Adam: Okay, well, I guess I’ll call that a ‘fish’.
God: That’s a good general term…
Adam: Are you kidding me? Is this birds all over again?
God: Well…we can come back to that. Here’s something really different.
Adam: GOD! WHAT IS THAT?
God: Hey, hey, hey, watch how you’re using my name. Don’t make me lay down some ground rules.
Adam: It’s just that’s…that’s not like anything I’ve seen so far. It’s…how am I even going to get along with that?
God: Good point. You know what? You’re probably not gonna run into any of these. So just give it a nice quick name and we’ll move on.
Adam: Sure, okay. Wow. A nice quick name. I guess I’ll call it a ‘squid’.
God: Great. Okay, let’s get back to land animals. Let’s look at some that might be useful to you.
Adam: Great, I could use some help around here.
God: What about that thing you called ‘dog’?
Adam: Well, it’s nice and all, but what I could really use is an extra pair of hands.
God: Oh, we’ll get to that. Here’s a nifty little number I think you’ll like.
Adam: Well I wouldn’t call it ‘little’. It makes an interesting noise. I guess I’ll call it a ‘cow’. Hey, what are the dangly things around its hind legs?
God: Oh, those dispense a high-protein beverage called ‘milk’.

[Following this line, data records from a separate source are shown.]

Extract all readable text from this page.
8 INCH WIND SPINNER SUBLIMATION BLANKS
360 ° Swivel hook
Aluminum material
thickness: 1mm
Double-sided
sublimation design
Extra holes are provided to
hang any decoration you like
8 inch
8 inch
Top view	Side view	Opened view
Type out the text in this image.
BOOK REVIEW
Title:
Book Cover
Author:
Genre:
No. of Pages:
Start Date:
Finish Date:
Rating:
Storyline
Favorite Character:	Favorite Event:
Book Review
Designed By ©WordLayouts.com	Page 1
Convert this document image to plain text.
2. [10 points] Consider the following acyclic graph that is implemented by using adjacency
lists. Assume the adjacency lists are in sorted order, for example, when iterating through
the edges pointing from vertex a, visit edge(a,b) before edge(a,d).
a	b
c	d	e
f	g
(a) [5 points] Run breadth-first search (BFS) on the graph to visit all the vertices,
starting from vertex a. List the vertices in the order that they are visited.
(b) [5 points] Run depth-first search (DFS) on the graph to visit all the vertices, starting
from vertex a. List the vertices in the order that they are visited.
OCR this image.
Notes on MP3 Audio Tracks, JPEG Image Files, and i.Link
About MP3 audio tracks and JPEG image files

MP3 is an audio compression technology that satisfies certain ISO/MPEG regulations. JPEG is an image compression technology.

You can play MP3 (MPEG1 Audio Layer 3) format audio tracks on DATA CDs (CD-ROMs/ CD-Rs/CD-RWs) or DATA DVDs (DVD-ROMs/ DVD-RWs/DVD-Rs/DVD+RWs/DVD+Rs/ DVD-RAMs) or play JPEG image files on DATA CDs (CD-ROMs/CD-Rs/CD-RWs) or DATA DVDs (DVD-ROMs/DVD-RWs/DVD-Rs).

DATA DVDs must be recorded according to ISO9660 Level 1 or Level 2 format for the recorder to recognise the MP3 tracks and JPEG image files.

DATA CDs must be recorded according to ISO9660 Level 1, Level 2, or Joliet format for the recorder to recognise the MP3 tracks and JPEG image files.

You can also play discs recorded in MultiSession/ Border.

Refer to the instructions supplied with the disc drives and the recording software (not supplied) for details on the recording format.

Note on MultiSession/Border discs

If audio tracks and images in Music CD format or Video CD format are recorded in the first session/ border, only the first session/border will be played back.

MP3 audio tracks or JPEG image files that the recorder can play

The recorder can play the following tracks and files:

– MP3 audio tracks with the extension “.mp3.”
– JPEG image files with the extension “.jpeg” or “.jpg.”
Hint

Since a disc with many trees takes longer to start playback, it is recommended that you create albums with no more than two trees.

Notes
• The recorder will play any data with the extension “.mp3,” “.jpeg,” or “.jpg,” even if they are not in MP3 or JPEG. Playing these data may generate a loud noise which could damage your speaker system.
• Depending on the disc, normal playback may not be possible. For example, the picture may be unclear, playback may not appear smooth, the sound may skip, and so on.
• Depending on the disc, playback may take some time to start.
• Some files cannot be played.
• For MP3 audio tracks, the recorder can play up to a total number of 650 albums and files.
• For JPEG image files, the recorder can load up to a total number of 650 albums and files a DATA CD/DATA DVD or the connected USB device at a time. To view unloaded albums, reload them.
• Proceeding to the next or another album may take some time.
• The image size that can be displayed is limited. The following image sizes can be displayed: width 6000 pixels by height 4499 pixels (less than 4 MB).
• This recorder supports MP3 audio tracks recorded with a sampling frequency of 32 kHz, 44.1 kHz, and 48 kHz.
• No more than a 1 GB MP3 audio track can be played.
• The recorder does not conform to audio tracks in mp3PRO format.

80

Adam: Doesn’t sound particularly appetizing.
God: Your kids are gonna love it.
Adam: My what?
God: Anyhoo, here’s another.
Adam: That looks like a fat hairless dog someone punched in the face.
God: Come on, lighten up. You’re gonna love this creature.
Adam: Yeah? What does it do?
God: Um, well, it eats a lot and spends a lot of time rolling around in its own filth.
Adam: Yeah, great job there. A dirty, disgusting animal. It deserves a blunt, brutal name, something like ‘pig’.
God: That’s it. You don’t like it? Fine. I forbid you to eat bacon.
Adam: What’s that?
God: Your kids are gonna love it. Or grandkids. Somewhere down the line. Speaking of that I think it’s about time we got you some help around here. And I have a sudden craving for ribs.